Marty and Michael were both very tall men. Michael commissioned a couch during the period he wrote “The Andromeda Strain” that he could nap, read and write on. He gave that couch to Marty some years back. Then, in 1986 Marty gave the Crichton couch to Bruce and me. Bruce bought a Lady Kenmore sewing machine and recovered the rotting Naugahyde that covered the couch. Today the couch needs reupholstering and maybe some new legs to make it a bit higher off the ground. We keep an old comforter on it and the dogs have taken it over.

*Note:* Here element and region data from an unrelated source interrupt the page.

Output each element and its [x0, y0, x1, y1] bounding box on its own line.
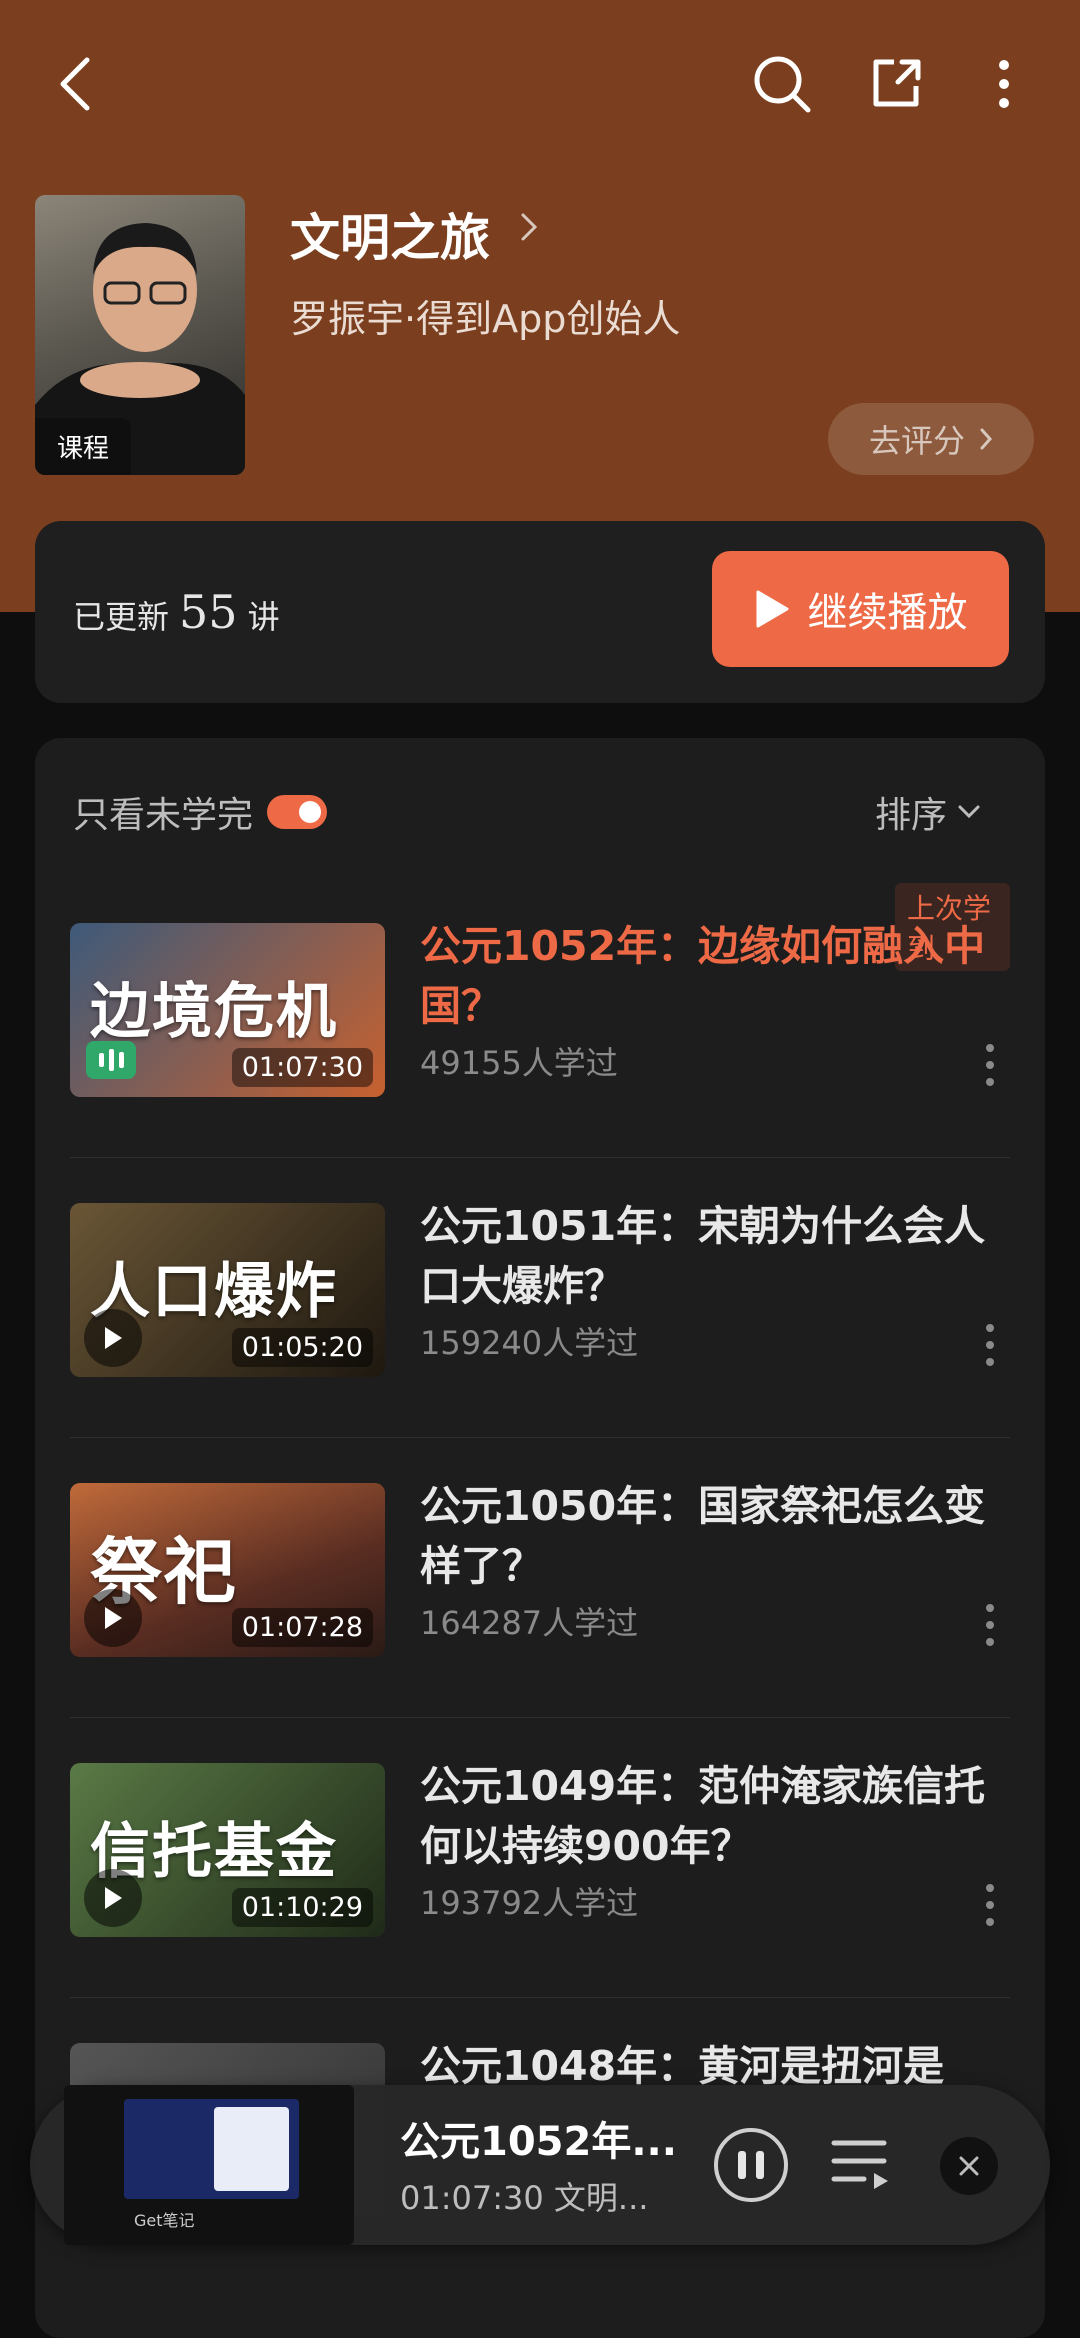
chevron-right-icon: [980, 428, 993, 450]
episode-item[interactable]: 人口爆炸 01:05:20 公元1051年：宋朝为什么会人口大爆炸？ 15924…: [70, 1158, 1010, 1438]
player-thumbnail[interactable]: Get笔记: [64, 2085, 354, 2245]
close-player-button[interactable]: [940, 2137, 998, 2195]
episode-more-button[interactable]: [975, 1600, 1005, 1650]
player-thumb-caption: Get笔记: [134, 2211, 195, 2230]
share-button[interactable]: [856, 44, 936, 124]
player-title[interactable]: 公元1052年...: [400, 2109, 677, 2167]
episode-title[interactable]: 公元1052年：边缘如何融入中国？: [420, 916, 990, 1036]
rate-button[interactable]: 去评分: [828, 403, 1034, 475]
continue-play-button[interactable]: 继续播放: [712, 551, 1009, 667]
episode-title[interactable]: 公元1050年：国家祭祀怎么变样了？: [420, 1476, 990, 1596]
episode-duration: 01:10:29: [231, 1888, 373, 1927]
more-vertical-icon: [986, 1884, 994, 1926]
course-cover[interactable]: 课程: [35, 195, 245, 475]
episode-item[interactable]: 上次学到 边境危机 01:07:30 公元1052年：边缘如何融入中国？ 491…: [70, 878, 1010, 1158]
learner-count: 159240人学过: [420, 1324, 639, 1362]
chevron-down-icon: [958, 805, 980, 819]
episode-more-button[interactable]: [975, 1040, 1005, 1090]
filter-unfinished[interactable]: 只看未学完: [73, 786, 328, 838]
playlist-icon: [831, 2140, 888, 2189]
episode-more-button[interactable]: [975, 1320, 1005, 1370]
sort-button[interactable]: 排序: [875, 786, 981, 838]
episode-item[interactable]: 信托基金 01:10:29 公元1049年：范仲淹家族信托何以持续900年？ 1…: [70, 1718, 1010, 1998]
episode-thumbnail[interactable]: 祭祀 01:07:28: [70, 1483, 385, 1657]
episode-duration: 01:05:20: [231, 1328, 373, 1367]
episode-title[interactable]: 公元1051年：宋朝为什么会人口大爆炸？: [420, 1196, 990, 1316]
episode-thumbnail[interactable]: 信托基金 01:10:29: [70, 1763, 385, 1937]
learner-count: 164287人学过: [420, 1604, 639, 1642]
cover-tag: 课程: [35, 418, 132, 475]
filter-toggle[interactable]: [267, 795, 328, 829]
share-icon: [873, 59, 921, 107]
update-count-text: 已更新 55 讲: [73, 585, 280, 639]
player-thumb-screen: [124, 2099, 299, 2199]
title-chevron[interactable]: [520, 212, 538, 246]
more-vertical-icon: [986, 1324, 994, 1366]
update-prefix: 已更新: [73, 598, 170, 636]
episode-thumbnail[interactable]: 边境危机 01:07:30: [70, 923, 385, 1097]
play-icon: [756, 590, 788, 628]
close-icon: [959, 2156, 979, 2176]
filter-label: 只看未学完: [73, 795, 254, 836]
episode-more-button[interactable]: [975, 1880, 1005, 1930]
update-count: 55: [179, 585, 238, 639]
continue-play-label: 继续播放: [807, 590, 968, 636]
playlist-button[interactable]: [830, 2135, 894, 2199]
mini-player[interactable]: Get笔记 公元1052年... 01:07:30 文明...: [30, 2085, 1050, 2245]
episode-title[interactable]: 公元1049年：范仲淹家族信托何以持续900年？: [420, 1756, 990, 1876]
more-vertical-icon: [986, 1044, 994, 1086]
chevron-left-icon: [60, 57, 90, 111]
update-card: 已更新 55 讲 继续播放: [35, 521, 1045, 703]
now-playing-icon: [86, 1041, 136, 1079]
pause-button[interactable]: [714, 2128, 788, 2202]
back-button[interactable]: [40, 44, 110, 124]
play-circle-icon[interactable]: [84, 1869, 142, 1927]
search-icon: [754, 56, 811, 113]
play-circle-icon[interactable]: [84, 1309, 142, 1367]
learner-count: 193792人学过: [420, 1884, 639, 1922]
episode-item[interactable]: 祭祀 01:07:28 公元1050年：国家祭祀怎么变样了？ 164287人学过: [70, 1438, 1010, 1718]
author-subtitle: 罗振宇·得到App创始人: [290, 297, 681, 341]
play-circle-icon[interactable]: [84, 1589, 142, 1647]
learner-count: 49155人学过: [420, 1044, 618, 1082]
update-suffix: 讲: [247, 598, 280, 636]
player-subtitle: 01:07:30 文明...: [400, 2179, 649, 2217]
chevron-right-icon: [521, 213, 538, 241]
episode-duration: 01:07:28: [231, 1608, 373, 1647]
course-title[interactable]: 文明之旅: [290, 198, 490, 270]
sort-label: 排序: [875, 795, 948, 836]
more-vertical-icon: [999, 60, 1009, 108]
more-vertical-icon: [986, 1604, 994, 1646]
search-button[interactable]: [742, 44, 822, 124]
top-bar: [0, 0, 1080, 160]
episode-duration: 01:07:30: [231, 1048, 373, 1087]
rate-label: 去评分: [868, 422, 965, 460]
episode-thumbnail[interactable]: 人口爆炸 01:05:20: [70, 1203, 385, 1377]
more-options-button[interactable]: [968, 44, 1040, 124]
thumb-title: 边境危机: [90, 977, 338, 1047]
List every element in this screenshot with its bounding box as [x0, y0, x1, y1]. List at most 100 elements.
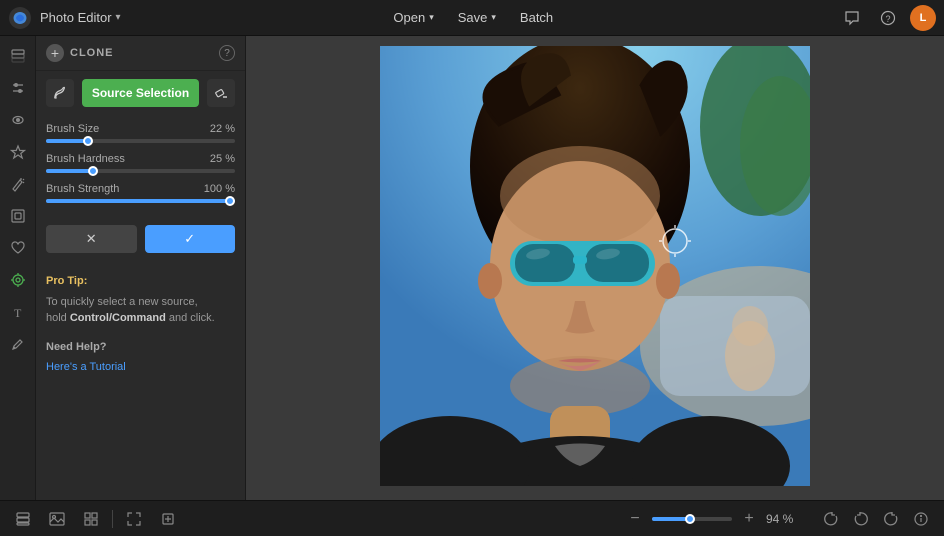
photo-container	[380, 46, 810, 491]
brush-hardness-thumb[interactable]	[88, 166, 98, 176]
panel-header: + CLONE ?	[36, 36, 245, 71]
brush-strength-thumb[interactable]	[225, 196, 235, 206]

I was very sad to learn that Michael died yesterday of a private battle with cancer. I loved his novels and am sad that the stream of his work has stopped. He was always able to take cutting edge scientific discoveries or possibilities and weave them into epic dramas. He was wise enough to be able to foresee the dangers of technologies.
Proposition 8 succeeded here, so it appears my marriage is dissolving before my eyes. Yes, it’s not clear what the future holds for the 18,000 lesbian and gay couples that got married this year, but still, I’m really saddened by it. It’s hard to be angry at 5 million California voters. It was really close, but not close enough. I hope that the whole issue comes back as legal civil unions without the religious stickiness of the word “marriage.” Until then, Daniel and I will return to being domestic partners. We still have tremendous benefits in California, and being employed by the University of California is even better. So, we’ve lost nothing but the word.
I look at the statistics and see that people from age 18 – 29 were largely supportive of gay marriage, while people over 30s are against it. So, it looks like we just have to be patient.